Wie ist es, wenn die deutschen
Automobilhersteller der mächtigsten Frau der Welt drohen, Arbeitsplätze
abzubauen, Leute auf die Straße setzen zu müssen, wenn ihren Forderungen nicht
Folge geleistet wird? Die Dame knickt ein. Sogar die kalifornische
Umweltministerin verstand nicht, wie sich unsere Dame für die deutschen
Dreckschleudern eingesetzt hat. Wie erklärt es sich, dass das
Bundesverkehrsministerium und die deutschen Automobilhersteller jahrzehnte-lang
unter einer Decke steckten, wirkliche Besserung immer noch nicht in Sicht?
Und die Cum-Cum-Betrügereien, vom
Finanzministerium jahrelang hingenom-men?
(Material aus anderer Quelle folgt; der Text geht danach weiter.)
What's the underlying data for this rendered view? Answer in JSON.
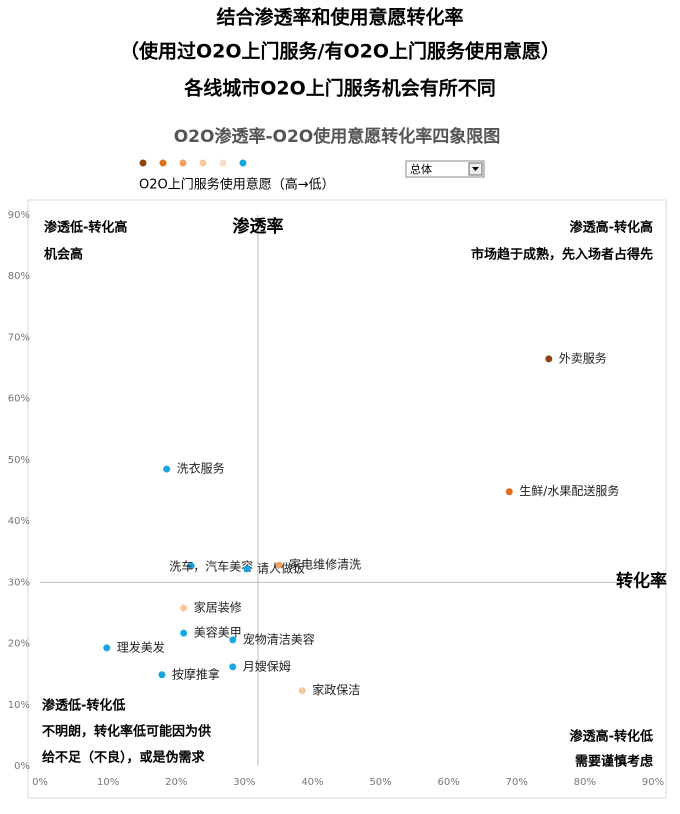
{
  "chart_data": {
    "type": "scatter",
    "title": [
      "结合渗透率和使用意愿转化率",
      "（使用过O2O上门服务/有O2O上门服务使用意愿）",
      "各线城市O2O上门服务机会有所不同"
    ],
    "subtitle": "O2O渗透率-O2O使用意愿转化率四象限图",
    "legend_colors": [
      "#8b4513",
      "#e0701e",
      "#f0a060",
      "#f5c8a0",
      "#fbdcc4",
      "#1aa6e0"
    ],
    "legend_label": "O2O上门服务使用意愿（高→低）",
    "dropdown": "总体",
    "xlabel": "转化率",
    "ylabel": "渗透率",
    "xlim": [
      0,
      90
    ],
    "ylim": [
      0,
      90
    ],
    "xticks": [
      {
        "value": 0,
        "label": "0%"
      },
      {
        "value": 10,
        "label": "10%"
      },
      {
        "value": 20,
        "label": "20%"
      },
      {
        "value": 30,
        "label": "30%"
      },
      {
        "value": 40,
        "label": "40%"
      },
      {
        "value": 50,
        "label": "50%"
      },
      {
        "value": 60,
        "label": "60%"
      },
      {
        "value": 70,
        "label": "70%"
      },
      {
        "value": 80,
        "label": "80%"
      },
      {
        "value": 90,
        "label": "90%"
      }
    ],
    "yticks": [
      {
        "value": 0,
        "label": "0%"
      },
      {
        "value": 10,
        "label": "10%"
      },
      {
        "value": 20,
        "label": "20%"
      },
      {
        "value": 30,
        "label": "30%"
      },
      {
        "value": 40,
        "label": "40%"
      },
      {
        "value": 50,
        "label": "50%"
      },
      {
        "value": 60,
        "label": "60%"
      },
      {
        "value": 70,
        "label": "70%"
      },
      {
        "value": 80,
        "label": "80%"
      },
      {
        "value": 90,
        "label": "90%"
      }
    ],
    "quadrant_x": 32,
    "quadrant_y": 30,
    "labels": [
      "外卖服务",
      "生鲜/水果配送服务",
      "洗衣服务",
      "洗车，汽车美容",
      "请人做饭",
      "家电维修清洗",
      "家居装修",
      "美容美甲",
      "宠物清洁美容",
      "理发美发",
      "月嫂保姆",
      "按摩推拿",
      "家政保洁"
    ],
    "x": [
      74.7,
      68.9,
      18.6,
      22.2,
      30.4,
      35.1,
      21.1,
      21.1,
      28.3,
      9.8,
      28.3,
      17.9,
      38.5
    ],
    "y": [
      66.5,
      44.8,
      48.5,
      32.7,
      32.2,
      32.8,
      25.8,
      21.7,
      20.6,
      19.3,
      16.2,
      14.9,
      12.3
    ],
    "colors": [
      "#8b4513",
      "#e0701e",
      "#1aa6e0",
      "#1aa6e0",
      "#1aa6e0",
      "#f0a060",
      "#f5c8a0",
      "#1aa6e0",
      "#1aa6e0",
      "#1aa6e0",
      "#1aa6e0",
      "#1aa6e0",
      "#f5c8a0"
    ],
    "quadrant_notes": [
      {
        "corner": "top-left",
        "lines": [
          "渗透低-转化高",
          "机会高"
        ]
      },
      {
        "corner": "top-right",
        "lines": [
          "渗透高-转化高",
          "市场趋于成熟，先入场者占得先"
        ]
      },
      {
        "corner": "bottom-left",
        "lines": [
          "渗透低-转化低",
          "不明朗，转化率低可能因为供",
          "给不足（不良），或是伪需求"
        ]
      },
      {
        "corner": "bottom-right",
        "lines": [
          "渗透高-转化低",
          "需要谨慎考虑"
        ]
      }
    ]
  }
}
Das ist der Anfang einer endlosen
Liste von Unterwerfungen – in Deutschland.
Ach ja, ein Land gegen die ganze
Welt. Das geht doch nicht. Komischerweise wird staat-auf, staat-ab von den
Bürgern verlangt, Zivilcourage zu zeigen: nicht wegsehen – hinsehen und
handeln, sich nicht alles gefallen lassen.
Ist denn die Geschichte von David
und Goliath ganz und gar in Vergessenheit geraten?